Another embodiment shown in Figure 4, is a fuse cutout, generally referred to as 100. The fuse cutout 100 includes at least one insulator 6. The insulator 6 includes a rod 8, with a bore 10 therethrough. The fuse cutout 100 further includes a fuse holder 102, which contains a replaceable fuse 104, and a base 106. Extending outward from the rod 8 is a series of sheds 14 with one or more including a perimeter lip 22. There are smaller diameter sheds 16 and larger diameter sheds 18. The larger diameter sheds 18 extend outward beyond the perimeter 20 of the smaller diameter sheds 16. The larger diameter sheds 18 terminate in a perimeter lip 22. The details of the perimeter lip 22 are shown in Figure 3. The perimeter lip 22 functions as a rain guard or drip bead that sheds water and pollution. This allows the hydrophobic property of the surface material to be minimally impacted. It also reduces or eliminates settlement of any protein or spray-borne algae that might encourage algae growth on the surface.

As shown in Figure 2, the rod 8 includes a core rod 30, which is preferably fiberglass or a fiberglass reinforced polymer, and a housing 32 which is preferably silicone rubber which sheaths the core rod 30. The sheds 14 are preferably silicone rubber.

Another embodiment shown in Figure 5 is a bushing, generally referred to as 200. The bushing 200 includes a rod 8 with a bore 12 therethrough and a core rod 30 which is a conductor. There is an insulating layer 202 in the bore 12 between the inner surface 204 of the rod 8 and the inner core rod 30. The insulating layer may be mineral oil, or curable epoxy resin. The bushing 200 further includes a gasket 206 at the transformer end and a terminal 208 at the end opposite the transformer end. Extending outward from the rod 8 is a series of sheds 14 with one or more including a perimeter lip 22. There are smaller diameter sheds 16 and larger diameter sheds 18. The larger diameter sheds 18 extend outward beyond the perimeter 20 of the smaller diameter sheds 16. The larger diameter sheds 18 terminate in a perimeter lip 22. The details of the perimeter lip 22 are shown in Figure 3. The perimeter lip 22 functions as a rain guard or drip bead that sheds water and pollution. This allows the hydrophobic property of the surface material to be minimally impacted. It also reduces or eliminates settlement of any protein or spray-borne algae that might encourage algae growth on the surface.

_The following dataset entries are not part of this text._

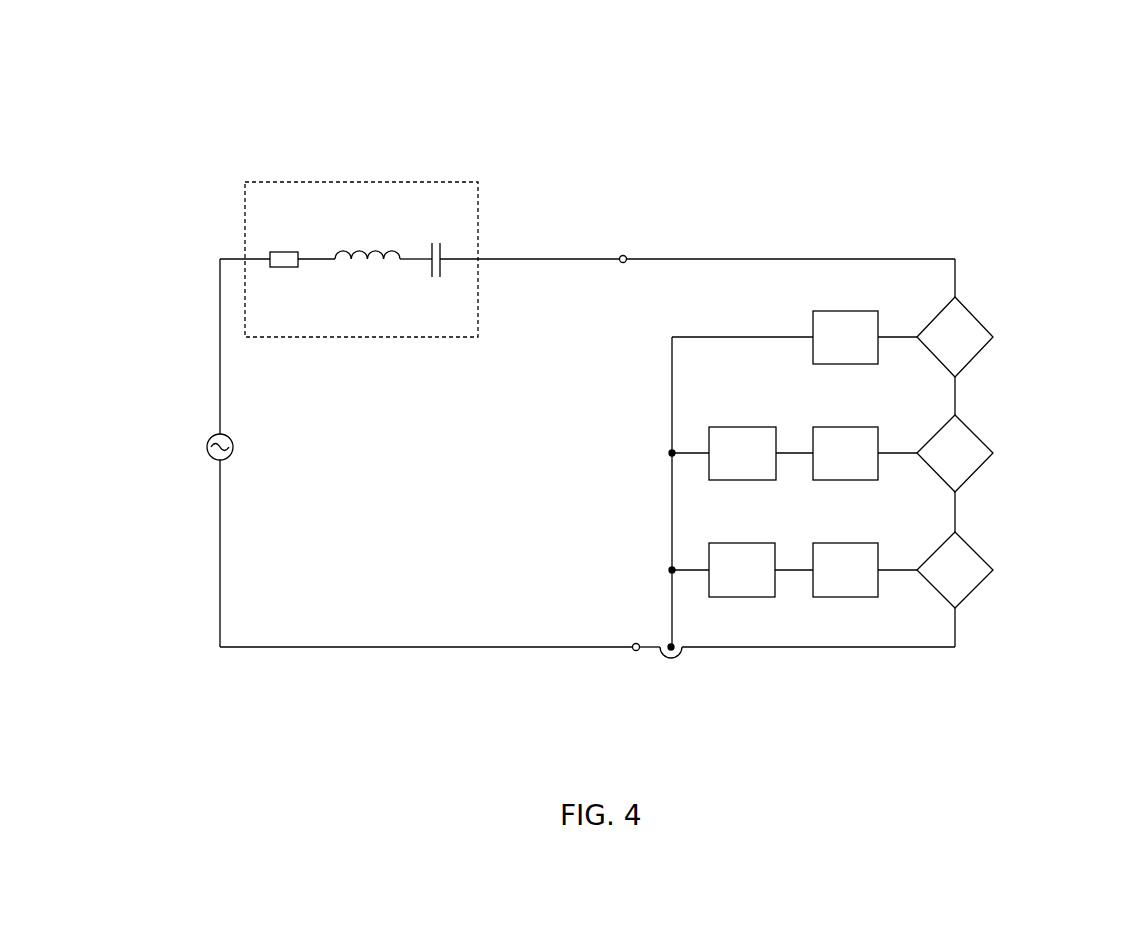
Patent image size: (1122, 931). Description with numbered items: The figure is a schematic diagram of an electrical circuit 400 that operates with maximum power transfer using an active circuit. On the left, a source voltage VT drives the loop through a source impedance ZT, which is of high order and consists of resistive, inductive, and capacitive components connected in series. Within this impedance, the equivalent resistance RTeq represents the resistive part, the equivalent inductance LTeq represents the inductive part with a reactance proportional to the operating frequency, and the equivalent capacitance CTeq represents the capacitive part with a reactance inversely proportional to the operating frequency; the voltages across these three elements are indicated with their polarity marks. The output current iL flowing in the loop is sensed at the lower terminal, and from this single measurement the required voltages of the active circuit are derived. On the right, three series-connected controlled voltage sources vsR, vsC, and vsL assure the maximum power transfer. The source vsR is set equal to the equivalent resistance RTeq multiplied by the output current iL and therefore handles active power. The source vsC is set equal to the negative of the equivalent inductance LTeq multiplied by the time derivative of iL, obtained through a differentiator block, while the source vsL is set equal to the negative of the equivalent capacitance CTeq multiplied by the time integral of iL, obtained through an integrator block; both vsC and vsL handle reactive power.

The electrical circuit operating with maximum power transfer using an active circuit 400 is at (1034, 99).
The source voltage VT is at (204, 447).
The source impedance ZT is at (361, 242).
The equivalent resistance RTeq is at (280, 242).
The equivalent inductance LTeq is at (367, 238).
The equivalent capacitance CTeq is at (433, 247).
The output current iL is at (659, 632).
The resistive compensation voltage source vsR is at (973, 337).
The capacitive compensation voltage source vsC is at (973, 453).
The inductive compensation voltage source vsL is at (972, 570).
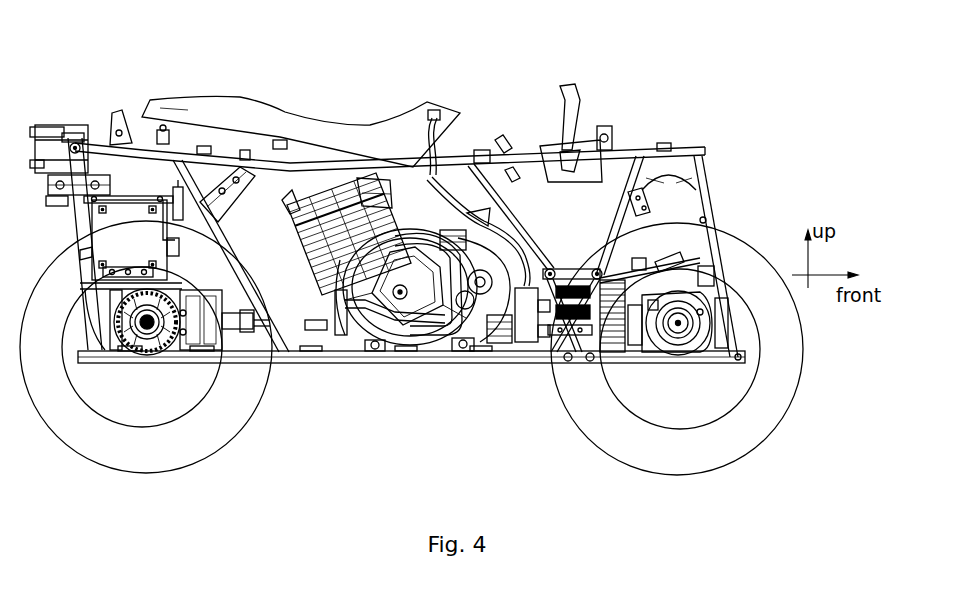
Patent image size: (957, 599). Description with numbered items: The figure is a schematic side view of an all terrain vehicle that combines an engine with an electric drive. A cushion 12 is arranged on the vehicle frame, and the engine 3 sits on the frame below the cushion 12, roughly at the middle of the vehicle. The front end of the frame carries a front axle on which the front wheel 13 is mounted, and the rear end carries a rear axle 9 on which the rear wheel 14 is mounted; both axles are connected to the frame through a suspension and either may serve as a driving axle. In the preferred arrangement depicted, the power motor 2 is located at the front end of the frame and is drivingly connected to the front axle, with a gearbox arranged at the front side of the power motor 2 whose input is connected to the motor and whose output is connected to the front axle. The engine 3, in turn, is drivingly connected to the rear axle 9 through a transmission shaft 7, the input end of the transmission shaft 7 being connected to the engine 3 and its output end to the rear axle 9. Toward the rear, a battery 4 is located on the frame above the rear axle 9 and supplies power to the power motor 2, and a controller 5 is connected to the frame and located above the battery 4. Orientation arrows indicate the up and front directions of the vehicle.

The power motor 2 is at (591, 366).
The engine 3 is at (406, 309).
The battery 4 is at (188, 165).
The controller 5 is at (106, 108).
The transmission shaft 7 is at (320, 381).
The rear axle 9 is at (176, 377).
The cushion 12 is at (302, 98).
The front wheel 13 is at (720, 349).
The rear wheel 14 is at (146, 361).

In yet another embodiment, the rain guard or drip bead is shaped as a downward extending perimeter wedge.

In yet another embodiment, each smaller diameter shed 16 also have a rain guard or drip bead, whether as a lip or a wedge.

In yet another embodiment, the sheds are all the same diameter.

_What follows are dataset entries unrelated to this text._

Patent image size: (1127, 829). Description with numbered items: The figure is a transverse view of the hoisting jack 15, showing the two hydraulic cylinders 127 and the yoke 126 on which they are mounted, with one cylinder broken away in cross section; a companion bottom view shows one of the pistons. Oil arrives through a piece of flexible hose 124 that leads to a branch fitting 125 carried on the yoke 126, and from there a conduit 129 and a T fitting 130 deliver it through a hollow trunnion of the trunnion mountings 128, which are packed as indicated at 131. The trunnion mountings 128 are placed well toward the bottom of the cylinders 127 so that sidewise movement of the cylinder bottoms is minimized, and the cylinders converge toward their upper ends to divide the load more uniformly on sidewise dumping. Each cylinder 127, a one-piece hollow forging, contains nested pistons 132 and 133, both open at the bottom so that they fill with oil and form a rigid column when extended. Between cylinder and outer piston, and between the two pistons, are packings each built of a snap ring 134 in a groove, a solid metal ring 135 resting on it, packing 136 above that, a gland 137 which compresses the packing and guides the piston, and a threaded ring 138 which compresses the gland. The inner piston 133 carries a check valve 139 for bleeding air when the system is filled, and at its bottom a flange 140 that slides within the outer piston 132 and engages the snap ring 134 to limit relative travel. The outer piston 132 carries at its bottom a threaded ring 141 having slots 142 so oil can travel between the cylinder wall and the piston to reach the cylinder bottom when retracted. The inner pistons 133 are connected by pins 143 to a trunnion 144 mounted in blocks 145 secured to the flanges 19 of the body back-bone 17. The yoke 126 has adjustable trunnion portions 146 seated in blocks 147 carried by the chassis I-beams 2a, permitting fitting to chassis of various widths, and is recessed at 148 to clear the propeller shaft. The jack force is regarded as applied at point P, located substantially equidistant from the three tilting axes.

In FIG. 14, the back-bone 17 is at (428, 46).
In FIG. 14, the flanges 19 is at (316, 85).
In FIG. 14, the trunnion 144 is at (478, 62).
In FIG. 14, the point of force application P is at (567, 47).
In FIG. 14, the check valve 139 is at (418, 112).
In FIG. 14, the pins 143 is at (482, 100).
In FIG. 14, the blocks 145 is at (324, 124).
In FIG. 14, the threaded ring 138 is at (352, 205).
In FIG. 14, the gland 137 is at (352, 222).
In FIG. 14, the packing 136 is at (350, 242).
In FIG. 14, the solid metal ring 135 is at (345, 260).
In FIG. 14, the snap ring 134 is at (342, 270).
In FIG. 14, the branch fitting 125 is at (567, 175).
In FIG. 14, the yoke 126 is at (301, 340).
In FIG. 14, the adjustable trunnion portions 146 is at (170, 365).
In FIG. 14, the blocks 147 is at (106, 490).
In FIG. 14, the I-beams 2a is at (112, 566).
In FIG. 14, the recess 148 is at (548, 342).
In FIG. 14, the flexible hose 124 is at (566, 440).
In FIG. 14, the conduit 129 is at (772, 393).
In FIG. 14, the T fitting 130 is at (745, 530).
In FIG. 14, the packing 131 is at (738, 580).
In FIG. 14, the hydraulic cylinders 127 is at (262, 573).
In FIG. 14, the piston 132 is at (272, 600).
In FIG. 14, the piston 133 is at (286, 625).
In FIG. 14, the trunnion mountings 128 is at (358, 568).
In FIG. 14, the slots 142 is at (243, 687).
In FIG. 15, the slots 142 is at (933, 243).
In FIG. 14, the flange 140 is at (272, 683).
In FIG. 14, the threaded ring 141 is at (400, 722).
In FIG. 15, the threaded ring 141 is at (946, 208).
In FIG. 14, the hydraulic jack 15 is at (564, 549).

In yet another embodiment, all the sheds have a rain guard or drip bead.

To manufacture the rod and the series of sheds, wherein at least one shed has a downward extending perimeter drip bead, a mold of the rod and the series of sheds is provided. A composite material is injected into the mold and then the unit body rod and series of sheds is released from the mold.

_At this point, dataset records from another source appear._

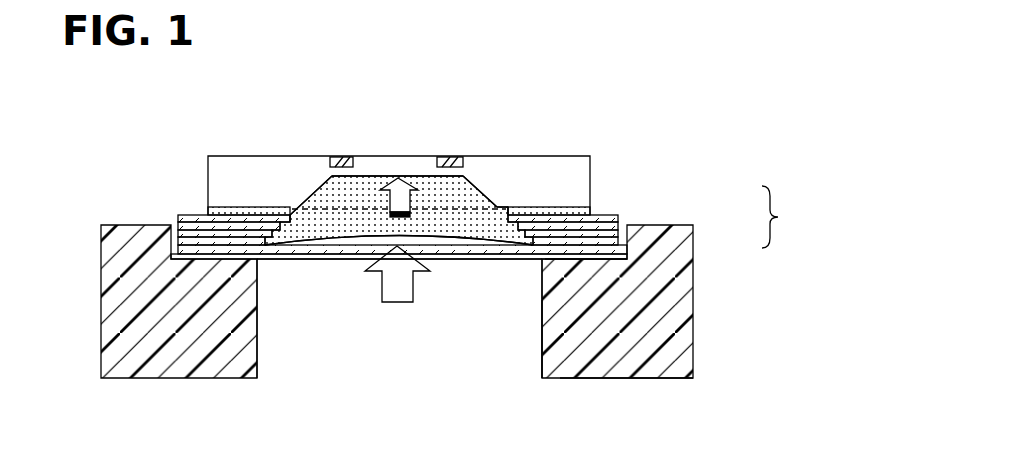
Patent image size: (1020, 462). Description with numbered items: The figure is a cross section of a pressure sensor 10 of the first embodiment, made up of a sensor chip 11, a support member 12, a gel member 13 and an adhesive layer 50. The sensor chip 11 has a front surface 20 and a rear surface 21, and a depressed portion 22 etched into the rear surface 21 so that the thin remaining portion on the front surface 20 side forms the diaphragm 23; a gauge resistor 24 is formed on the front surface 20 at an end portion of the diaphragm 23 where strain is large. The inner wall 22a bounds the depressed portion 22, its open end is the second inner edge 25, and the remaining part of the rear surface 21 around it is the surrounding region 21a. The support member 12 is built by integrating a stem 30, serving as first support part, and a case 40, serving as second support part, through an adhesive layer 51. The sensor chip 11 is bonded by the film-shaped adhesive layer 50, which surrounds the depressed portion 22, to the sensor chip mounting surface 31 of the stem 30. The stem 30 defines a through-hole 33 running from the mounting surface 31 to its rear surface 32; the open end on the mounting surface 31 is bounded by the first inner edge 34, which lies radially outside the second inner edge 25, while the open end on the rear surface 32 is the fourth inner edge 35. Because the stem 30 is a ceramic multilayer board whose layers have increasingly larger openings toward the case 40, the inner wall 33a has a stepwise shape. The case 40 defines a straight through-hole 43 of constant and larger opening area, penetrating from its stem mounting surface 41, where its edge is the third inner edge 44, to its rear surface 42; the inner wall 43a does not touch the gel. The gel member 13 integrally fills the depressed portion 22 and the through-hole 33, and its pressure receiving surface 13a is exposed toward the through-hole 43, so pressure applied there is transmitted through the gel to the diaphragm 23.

The pressure sensor 10 is at (455, 261).
The sensor chip 11 is at (434, 166).
The support member 12 is at (786, 217).
The gel member 13 is at (399, 247).
The pressure receiving surface 13a is at (341, 245).
The front surface 20 is at (434, 158).
The rear surface 21 is at (239, 210).
The surrounding region 21a is at (506, 221).
The depressed portion 22 is at (472, 192).
The inner wall 22a is at (505, 205).
The diaphragm 23 is at (398, 172).
The gauge resistor 24 is at (450, 160).
The second inner edge 25 is at (302, 207).
The stem 30 is at (632, 212).
The sensor chip mounting surface 31 is at (601, 215).
The rear surface 32 is at (188, 248).
The through-hole 33 is at (437, 254).
The inner wall 33a is at (498, 206).
The first inner edge 34 is at (292, 213).
The fourth inner edge 35 is at (262, 258).
The case 40 is at (693, 240).
The stem mounting surface 41 is at (577, 261).
The rear surface 42 is at (623, 379).
The through-hole 43 is at (392, 353).
The inner wall 43a is at (542, 327).
The third inner edge 44 is at (538, 260).
The adhesive layer 50 is at (204, 183).
The adhesive layer 51 is at (174, 229).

While example embodiments have been described in connection with what is presently considered to be an example of a possible most practical and/or suitable embodiment, it is to be understood that the descriptions are not to be limited to the disclosed embodiments, but on the contrary, is intended to cover various modifications and equivalent arrangements included within the spirit and scope of the example embodiment. Those skilled in the art will recognize or be able to ascertain using no more than routine experimentation, many equivalents to the specific example embodiments specifically described herein. Such equivalents are intended to be encompassed in the scope of the claims, if appended hereto or subsequently filed.